When the baseball card bubble burst, the industry had a choice to make—it could remain a hobby, or reimagine itself as something more like an investment vehicle. As it began its evolution from the former to the latter, Perez made a choice of his own. The 1996 Diamond Kings, his “babies,” were his last for Donruss.
Frank Steele died in 2000, at 71. Perez is not in touch with Steele’s widow, Peggy, and declined to say why. (Peggy Steele, who founded an internship program in her and her late husband’s name at The Baseball Hall of Fame, did not respond to an interview request made through a Hall spokesperson.) Perez met legendary ballplayers and frequently left disappointed. “I can tell you stories,” he says, “but I’m not going to do that.” He is happy to discuss the work he did with Donruss, but palpably over baseball card collecting, and collectors.
Baseball, Perez believes, can hold a certain type of adult in its sway, and make their nostalgia curdle into something almost poisonous. These collectors, as he sees it, long for the past, and the sport they loved as a child. And so they spend a fortune on the poetic, the ineffable, only to find themselves further and further from what they seek; in trying to turn their memories into possessions, they cheapen both. At an auction for a Ty Cobb painting he’d done, the runner-up found Perez. “I want you to do an exact piece as the guy who won, but I want it bigger,” the man told the artist. “And I don’t care what you want for it.”
Perez refused to be part of the man’s “vengeance.”
“They talk in terms of, ‘I won your piece,’” Perez says. “You didn’t win my piece, you bought my piece. You paid a lot of money for it. Or ‘I lost.’…And then they use it like a type of stock market. They sell it and buy it and sell it.” At 82, the kid in the candy store is tired of the business. He still does commissions and his own work. He doesn’t have to, “but you can’t not do it.” It’s who he is.
But if Perez’s affection for baseball cards, now in another boom market, has waned, his influence has not. Hackler says that Perez’s art has a very clear legacy and lineage in the contemporary card scene. “There are a lot of modern products,” he says, “straight artistic-inspired sets, that were inspired obviously from the Diamond Kings model.” The card company Panini America, which bought Donruss in 2009, has revived it with Court Kings, Gridiron Kings, and Diamond Kings.
Even today, as the industry experiences robust growth in collecting—and speculation—to rival that of the 1990’s, Hackler says that beauty still matters. “It’s about nostalgia and appealing to your sense of art appreciation, and the way that art accentuates the player,” he said. “There are a lot of categories that dictate a purchase or collecting decision other than money. Diamond Kings is the poster concept for that emotion.”
Perez may have been the bridge between the card business now and its more playful past, but he knows where he stands. The legacy of Diamond Kings, he says, is “incredible.” It was built before kids questioned a card’s investment value or preemptively sheathed it in hard plastic to protect their investment.
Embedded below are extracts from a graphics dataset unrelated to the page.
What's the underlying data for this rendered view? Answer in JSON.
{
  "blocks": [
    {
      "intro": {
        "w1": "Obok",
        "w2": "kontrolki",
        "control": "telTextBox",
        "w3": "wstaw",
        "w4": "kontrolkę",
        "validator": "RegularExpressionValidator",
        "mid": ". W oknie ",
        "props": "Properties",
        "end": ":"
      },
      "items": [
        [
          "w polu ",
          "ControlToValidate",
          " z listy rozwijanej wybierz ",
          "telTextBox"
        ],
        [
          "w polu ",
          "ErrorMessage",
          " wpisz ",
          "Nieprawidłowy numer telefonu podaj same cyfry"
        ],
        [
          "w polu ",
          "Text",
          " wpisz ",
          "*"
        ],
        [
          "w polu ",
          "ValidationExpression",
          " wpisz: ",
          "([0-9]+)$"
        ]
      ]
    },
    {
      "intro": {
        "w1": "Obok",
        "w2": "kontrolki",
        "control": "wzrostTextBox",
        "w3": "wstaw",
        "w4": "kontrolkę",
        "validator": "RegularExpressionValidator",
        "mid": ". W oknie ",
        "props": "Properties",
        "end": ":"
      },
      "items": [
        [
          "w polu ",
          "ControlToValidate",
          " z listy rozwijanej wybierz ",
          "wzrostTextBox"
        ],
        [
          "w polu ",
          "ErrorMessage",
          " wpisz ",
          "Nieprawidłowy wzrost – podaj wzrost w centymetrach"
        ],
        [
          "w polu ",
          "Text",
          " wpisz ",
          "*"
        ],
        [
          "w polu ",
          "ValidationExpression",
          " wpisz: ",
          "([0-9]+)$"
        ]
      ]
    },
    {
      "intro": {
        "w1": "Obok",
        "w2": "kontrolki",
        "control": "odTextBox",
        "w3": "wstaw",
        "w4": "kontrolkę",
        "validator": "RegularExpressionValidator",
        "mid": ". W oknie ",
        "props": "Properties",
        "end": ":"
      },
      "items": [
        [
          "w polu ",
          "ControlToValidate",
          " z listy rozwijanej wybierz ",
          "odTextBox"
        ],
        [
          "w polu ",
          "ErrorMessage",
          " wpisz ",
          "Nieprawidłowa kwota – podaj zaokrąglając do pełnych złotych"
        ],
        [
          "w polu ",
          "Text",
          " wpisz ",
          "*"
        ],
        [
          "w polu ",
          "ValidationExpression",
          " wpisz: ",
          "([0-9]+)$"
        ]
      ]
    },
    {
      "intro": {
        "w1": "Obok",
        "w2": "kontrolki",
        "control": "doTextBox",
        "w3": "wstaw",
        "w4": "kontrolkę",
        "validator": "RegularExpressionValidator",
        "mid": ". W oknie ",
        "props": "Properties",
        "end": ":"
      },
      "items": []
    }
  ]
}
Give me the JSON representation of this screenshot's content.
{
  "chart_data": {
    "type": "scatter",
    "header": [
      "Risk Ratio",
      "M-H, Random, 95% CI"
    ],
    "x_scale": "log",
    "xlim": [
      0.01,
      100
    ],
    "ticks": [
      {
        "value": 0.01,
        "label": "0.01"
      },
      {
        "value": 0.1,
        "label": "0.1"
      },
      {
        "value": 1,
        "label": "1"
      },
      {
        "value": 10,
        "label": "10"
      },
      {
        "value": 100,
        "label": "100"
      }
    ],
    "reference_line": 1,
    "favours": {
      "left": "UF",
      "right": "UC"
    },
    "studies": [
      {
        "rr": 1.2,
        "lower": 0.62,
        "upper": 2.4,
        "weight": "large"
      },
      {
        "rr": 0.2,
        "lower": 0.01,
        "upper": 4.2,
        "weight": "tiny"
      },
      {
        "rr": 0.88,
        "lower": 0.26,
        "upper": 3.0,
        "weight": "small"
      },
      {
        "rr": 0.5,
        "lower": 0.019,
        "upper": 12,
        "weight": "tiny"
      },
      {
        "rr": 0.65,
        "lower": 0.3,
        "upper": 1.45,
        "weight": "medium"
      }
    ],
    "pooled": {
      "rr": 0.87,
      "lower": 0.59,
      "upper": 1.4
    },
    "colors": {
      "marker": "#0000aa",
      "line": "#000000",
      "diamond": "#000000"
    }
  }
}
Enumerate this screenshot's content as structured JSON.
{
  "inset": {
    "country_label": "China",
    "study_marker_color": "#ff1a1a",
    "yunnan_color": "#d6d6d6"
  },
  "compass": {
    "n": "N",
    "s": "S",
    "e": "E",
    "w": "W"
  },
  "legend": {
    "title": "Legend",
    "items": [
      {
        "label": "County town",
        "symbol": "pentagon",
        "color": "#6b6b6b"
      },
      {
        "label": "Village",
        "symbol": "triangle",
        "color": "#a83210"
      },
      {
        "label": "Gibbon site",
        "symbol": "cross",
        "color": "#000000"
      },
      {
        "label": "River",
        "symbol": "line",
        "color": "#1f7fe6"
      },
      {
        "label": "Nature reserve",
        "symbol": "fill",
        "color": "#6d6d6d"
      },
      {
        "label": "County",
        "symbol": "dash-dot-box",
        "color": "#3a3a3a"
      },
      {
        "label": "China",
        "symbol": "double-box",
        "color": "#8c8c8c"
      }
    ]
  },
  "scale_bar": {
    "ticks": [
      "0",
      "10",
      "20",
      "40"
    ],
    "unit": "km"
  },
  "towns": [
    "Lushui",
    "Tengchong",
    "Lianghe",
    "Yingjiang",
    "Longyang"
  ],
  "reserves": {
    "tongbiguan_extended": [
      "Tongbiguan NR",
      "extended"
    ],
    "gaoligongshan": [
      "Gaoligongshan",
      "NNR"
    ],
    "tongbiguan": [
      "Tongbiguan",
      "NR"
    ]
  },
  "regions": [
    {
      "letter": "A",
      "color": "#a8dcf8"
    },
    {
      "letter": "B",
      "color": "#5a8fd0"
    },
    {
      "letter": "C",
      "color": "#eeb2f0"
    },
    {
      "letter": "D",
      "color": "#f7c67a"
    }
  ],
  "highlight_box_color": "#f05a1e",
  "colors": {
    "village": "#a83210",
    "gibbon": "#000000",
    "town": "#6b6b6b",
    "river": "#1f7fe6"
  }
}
Actual art created for the most common and craven of commercial reasons—to differentiate a then-struggling card company from its competition—has withstood the volatility of collectors’ whims and lodged itself in the memories of former kids and the work of established artists alike.
Perez gets autograph requests four to five times a week through his website, he says. “I don’t get as (much) feedback or anything from the art postcards as I do with Diamond Kings.”